Page 30 of A One Woman Job

“I gave her a week to convince you to return to work, but once I saw the way she looked at you tonight, I knew she’d never send you back to this dangerous world. Women who look at men like that only want to keep them close. Keep them safe. She is no use to me. And you know how I do things, Koen. I don’t waste time once I make a decision.” She taps her chin with her index finger. “I wonder if she’ll love you back when all of her siblings and father die in a house fire while you were standing here chitchatting with me.”

The knife slicing through the air can’t be heard over my bellow of denial.

Meg

The house is alreadyon fire by the time I arrive.

It’s not fully engulfed yet, but fire is flickering quickly up one side, as if following a trail of fuel, like kerosene. I’m out of breath after hitchhiking to town, which was dangerous in itself, then sprinting the remaining mile. But I’m not too late. I’m refuse to be too late.

I run for the front door, my knees nearly buckling with relief when I find it open and I run inside, already formulating a game plan. Upstairs first—

Footsteps coming up the porch turn me around and I catch the barest glimpse of a man’s nondescript face…right before he slams the house door shut, closing me inside. Panic clogs my throat and I lunge, trying the handle, but…it doesn’t turn. It won’t turn! He’s put something beneath it to prevent anyone from exiting the house. In my haste to find a different means of egress, I look around and realize…

Boards have been hammered over all the windows.

Dizziness hits me hard, and I stagger back, but I don’t lose hope completely. No. There has to be a way out. But first, I must alert everyone to the fire. They’ll help me execute my plan, whenever one occurs to me.Better think fast.

As quickly as my legs will carry me, I run up the stairs, “Fire! Fire! Wake up!”

The sleepy faces of my sister and one of my brothers appears in the doorway of one room. “Meg?”

“Yes. Wake up Dad. Tell him there’s a fire and then get downstairs. Move. Now!”

Their eyes widen with fright, but they do as they’re told and I clamber back downstairs, beginning to hear a crackling noise. Fire. The fire is inside the kitchen now. How can it move so quickly? How? I don’t have that much time. I have no idea how much kerosene has been used to accelerate the fire. And we’re locked inside.

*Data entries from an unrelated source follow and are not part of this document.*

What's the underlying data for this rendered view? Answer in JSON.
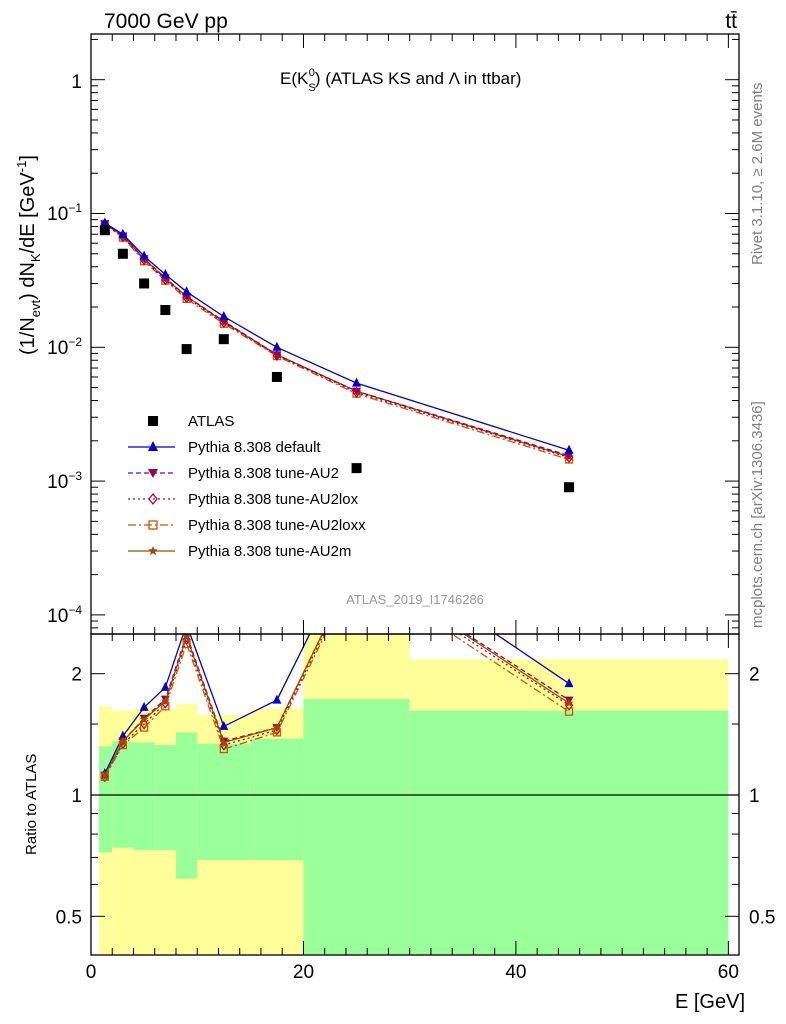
{
  "header": {
    "energy_label": "7000 GeV pp",
    "process_label": "tt̄"
  },
  "plot_title": {
    "main_prefix": "E(K",
    "main_sub": "S",
    "main_sup": "0",
    "main_suffix": ") (ATLAS KS and Λ in ttbar)"
  },
  "side_labels": {
    "rivet": "Rivet 3.1.10, ≥ 2.6M events",
    "mcplots": "mcplots.cern.ch [arXiv:1306.3436]"
  },
  "watermark": "ATLAS_2019_I1746286",
  "axes": {
    "ylabel_main": "(1/N_evt) dN_K/dE [GeV^-1]",
    "ylabel_ratio": "Ratio to ATLAS",
    "xlabel": "E [GeV]",
    "x_ticks": [
      "0",
      "20",
      "40",
      "60"
    ],
    "ratio_ticks": [
      "0.5",
      "1",
      "2"
    ]
  },
  "legend": [
    {
      "label": "ATLAS",
      "color": "#000000",
      "marker": "square",
      "dash": ""
    },
    {
      "label": "Pythia 8.308 default",
      "color": "#0000cc",
      "marker": "triangle-up",
      "dash": ""
    },
    {
      "label": "Pythia 8.308 tune-AU2",
      "color": "#99004d",
      "marker": "triangle-down",
      "dash": "5,3"
    },
    {
      "label": "Pythia 8.308 tune-AU2lox",
      "color": "#b3003c",
      "marker": "diamond-open",
      "dash": "2,3"
    },
    {
      "label": "Pythia 8.308 tune-AU2loxx",
      "color": "#cc5500",
      "marker": "square-open",
      "dash": "8,3,2,3"
    },
    {
      "label": "Pythia 8.308 tune-AU2m",
      "color": "#994d00",
      "marker": "star",
      "dash": ""
    }
  ],
  "chart_data": {
    "type": "scatter",
    "x_scale": "linear",
    "y_scale": "log",
    "xlim": [
      0,
      61
    ],
    "ylim": [
      7e-05,
      2.2
    ],
    "ratio_ylim": [
      0.35,
      2.35
    ],
    "bins": [
      {
        "lo": 0.75,
        "hi": 2.0,
        "x": 1.3
      },
      {
        "lo": 2.0,
        "hi": 4.0,
        "x": 3.0
      },
      {
        "lo": 4.0,
        "hi": 6.0,
        "x": 5.0
      },
      {
        "lo": 6.0,
        "hi": 8.0,
        "x": 7.0
      },
      {
        "lo": 8.0,
        "hi": 10.0,
        "x": 9.0
      },
      {
        "lo": 10.0,
        "hi": 15.0,
        "x": 12.5
      },
      {
        "lo": 15.0,
        "hi": 20.0,
        "x": 17.5
      },
      {
        "lo": 20.0,
        "hi": 30.0,
        "x": 25.0
      },
      {
        "lo": 30.0,
        "hi": 60.0,
        "x": 45.0
      }
    ],
    "data": {
      "name": "ATLAS",
      "x": [
        1.3,
        3.0,
        5.0,
        7.0,
        9.0,
        12.5,
        17.5,
        25.0,
        45.0
      ],
      "y": [
        0.075,
        0.05,
        0.03,
        0.019,
        0.0097,
        0.0115,
        0.006,
        0.00125,
        0.0009
      ]
    },
    "series": [
      {
        "name": "Pythia 8.308 default",
        "y": [
          0.085,
          0.07,
          0.048,
          0.035,
          0.026,
          0.017,
          0.01,
          0.0054,
          0.0017
        ]
      },
      {
        "name": "Pythia 8.308 tune-AU2",
        "y": [
          0.084,
          0.068,
          0.046,
          0.033,
          0.024,
          0.0157,
          0.0088,
          0.0047,
          0.00155
        ]
      },
      {
        "name": "Pythia 8.308 tune-AU2lox",
        "y": [
          0.083,
          0.067,
          0.045,
          0.032,
          0.0235,
          0.0153,
          0.0087,
          0.0046,
          0.0015
        ]
      },
      {
        "name": "Pythia 8.308 tune-AU2loxx",
        "y": [
          0.083,
          0.066,
          0.044,
          0.0315,
          0.023,
          0.015,
          0.0086,
          0.0045,
          0.00145
        ]
      },
      {
        "name": "Pythia 8.308 tune-AU2m",
        "y": [
          0.084,
          0.068,
          0.046,
          0.0325,
          0.024,
          0.0155,
          0.0088,
          0.0047,
          0.00152
        ]
      }
    ],
    "ratio": [
      {
        "name": "Pythia 8.308 default",
        "y": [
          1.13,
          1.4,
          1.65,
          1.85,
          2.65,
          1.48,
          1.72,
          4.3,
          1.89
        ]
      },
      {
        "name": "Pythia 8.308 tune-AU2",
        "y": [
          1.12,
          1.36,
          1.55,
          1.73,
          2.5,
          1.36,
          1.47,
          3.76,
          1.72
        ]
      },
      {
        "name": "Pythia 8.308 tune-AU2lox",
        "y": [
          1.11,
          1.34,
          1.5,
          1.69,
          2.43,
          1.33,
          1.45,
          3.68,
          1.67
        ]
      },
      {
        "name": "Pythia 8.308 tune-AU2loxx",
        "y": [
          1.11,
          1.33,
          1.47,
          1.66,
          2.37,
          1.3,
          1.43,
          3.6,
          1.61
        ]
      },
      {
        "name": "Pythia 8.308 tune-AU2m",
        "y": [
          1.12,
          1.36,
          1.54,
          1.71,
          2.47,
          1.35,
          1.47,
          3.76,
          1.69
        ]
      }
    ],
    "uncertainty_bands": {
      "stat_green_hi": [
        1.32,
        1.36,
        1.35,
        1.33,
        1.43,
        1.34,
        1.38,
        1.73,
        1.62
      ],
      "stat_green_lo": [
        0.72,
        0.74,
        0.73,
        0.73,
        0.62,
        0.69,
        0.69,
        0.35,
        0.35
      ],
      "total_yellow_hi": [
        1.66,
        1.62,
        1.64,
        1.63,
        1.68,
        1.58,
        1.64,
        2.6,
        2.17
      ],
      "total_yellow_lo": [
        0.36,
        0.35,
        0.35,
        0.34,
        0.34,
        0.36,
        0.34,
        0.34,
        0.36
      ]
    }
  }
}
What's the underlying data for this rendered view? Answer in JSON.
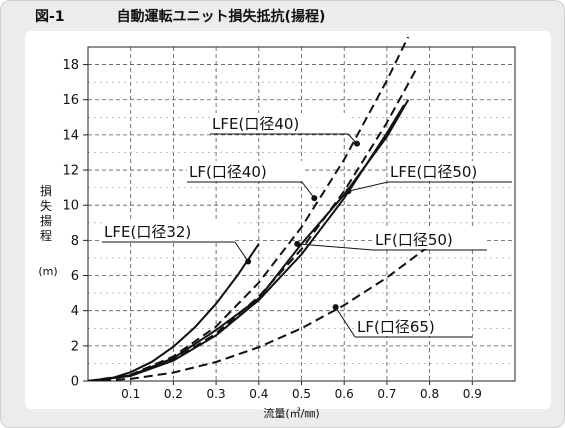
{
  "figure": {
    "number": "図-1",
    "title": "自動運転ユニット損失抵抗(揚程)"
  },
  "chart_data": {
    "type": "line",
    "title": "自動運転ユニット損失抵抗(揚程)",
    "xlabel": "流量(㎥/㎜)",
    "ylabel_chars": [
      "損",
      "失",
      "揚",
      "程"
    ],
    "ylabel_unit": "(m)",
    "xlim": [
      0,
      1.0
    ],
    "ylim": [
      0,
      19
    ],
    "x_ticks": [
      "0.1",
      "0.2",
      "0.3",
      "0.4",
      "0.5",
      "0.6",
      "0.7",
      "0.8",
      "0.9"
    ],
    "x_tick_values": [
      0.1,
      0.2,
      0.3,
      0.4,
      0.5,
      0.6,
      0.7,
      0.8,
      0.9
    ],
    "y_ticks": [
      "0",
      "2",
      "4",
      "6",
      "8",
      "10",
      "12",
      "14",
      "16",
      "18"
    ],
    "y_tick_values": [
      0,
      2,
      4,
      6,
      8,
      10,
      12,
      14,
      16,
      18
    ],
    "grid": true,
    "series": [
      {
        "name": "LFE(口径32)",
        "style": "solid",
        "x": [
          0.0,
          0.05,
          0.1,
          0.15,
          0.2,
          0.25,
          0.3,
          0.35,
          0.4
        ],
        "y": [
          0.0,
          0.12,
          0.5,
          1.1,
          1.95,
          3.05,
          4.4,
          6.0,
          7.8
        ],
        "marker": [
          0.375,
          6.8
        ]
      },
      {
        "name": "LFE(口径40)",
        "style": "dashed",
        "x": [
          0.0,
          0.1,
          0.2,
          0.3,
          0.4,
          0.5,
          0.6,
          0.7,
          0.75
        ],
        "y": [
          0.0,
          0.35,
          1.4,
          3.1,
          5.6,
          8.75,
          12.6,
          17.1,
          19.6
        ],
        "marker": [
          0.63,
          13.5
        ]
      },
      {
        "name": "LF(口径40)",
        "style": "dashed",
        "x": [
          0.0,
          0.1,
          0.2,
          0.3,
          0.4,
          0.5,
          0.6,
          0.7,
          0.77
        ],
        "y": [
          0.0,
          0.3,
          1.2,
          2.7,
          4.8,
          7.5,
          10.8,
          14.7,
          17.8
        ],
        "marker": [
          0.53,
          10.4
        ]
      },
      {
        "name": "LFE(口径50)",
        "style": "solid",
        "x": [
          0.0,
          0.1,
          0.2,
          0.3,
          0.4,
          0.5,
          0.6,
          0.7,
          0.74
        ],
        "y": [
          0.0,
          0.29,
          1.16,
          2.6,
          4.6,
          7.2,
          10.4,
          14.1,
          15.7
        ],
        "marker": [
          0.61,
          10.8
        ]
      },
      {
        "name": "LF(口径50)",
        "style": "solid",
        "x": [
          0.0,
          0.1,
          0.2,
          0.3,
          0.4,
          0.5,
          0.6,
          0.7,
          0.75
        ],
        "y": [
          0.0,
          0.32,
          1.3,
          2.9,
          4.7,
          7.8,
          10.6,
          13.9,
          16.0
        ],
        "marker": [
          0.49,
          7.8
        ]
      },
      {
        "name": "LF(口径65)",
        "style": "dashed",
        "x": [
          0.0,
          0.1,
          0.2,
          0.3,
          0.4,
          0.5,
          0.6,
          0.7,
          0.8
        ],
        "y": [
          0.0,
          0.12,
          0.48,
          1.08,
          1.92,
          3.0,
          4.32,
          5.88,
          7.7
        ],
        "marker": [
          0.58,
          4.2
        ]
      }
    ]
  }
}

No help for it now, I’m so scared, I can hear my heartbeat rattling in my ears.

Koen’s face materializes in my mind and I cry out for him, uselessly, knowing he won’t survive my death. My soul mate. My twin flame. How unfair would it be to find him only to have everything ripped away from us?

“Fire!” I screech, my voice starting to sound sooty. It’s the smoke.

It’s rising around me, my siblings and my father, who stumbles into the entryway, clearly drunk, but beginning to comprehend the danger we’re in. “The windows are boarded,” he slurs, blinking in confusion.

“Why are we locked in?” shouts my sister over the sound of the flames eating through wood, her hand furiously trying to turn the door handle.

Full of fear, I look around and deduce the flames are farthest from the back of the house, so I hustle everyone in that direction, picking up a chair on my way and wailing on one of the rear windows as soon as we hit that section of the house, hoping to weaken the board. When that doesn’t work, I stand up on the chair and attempt to kick the board free. Once, twice. It’s loosening a little, but oh Jesus, the flames are in the room with us now—

Koen enters the room, a dark figure appearing like a phantom.

He walks straight through the center of the fire. “Meg!” he roars, his distress palpable. Bigger than the fire. “Meg. Meg.”

“Help us,” I sob. “I can’t get—”

His fist goes through the board, tearing it from the window, so it’s no longer blocking our exit. “Wait,” he barks, taking a gun from inside his jacket and looking out the window, his expression deadly. “They won’t leave your deaths to chance. Someone is out there, waiting to pick you off.”

“What?”

“Protocol. But you know I won’t let that happen, don’t you?”

I’m already nodding. He came. He’s here. He walked through fire for us.

“Who is this, Meg?” inquires my father, as if we’re having a tea party.

“I’ll explain later.”

“You.” Koen turns his cold stare on my father. “This is your doing. You climb out the window. When I see where the gunfire is coming from, I’ll eliminate it.”

“What if the gunfire hits me?” my father sputters.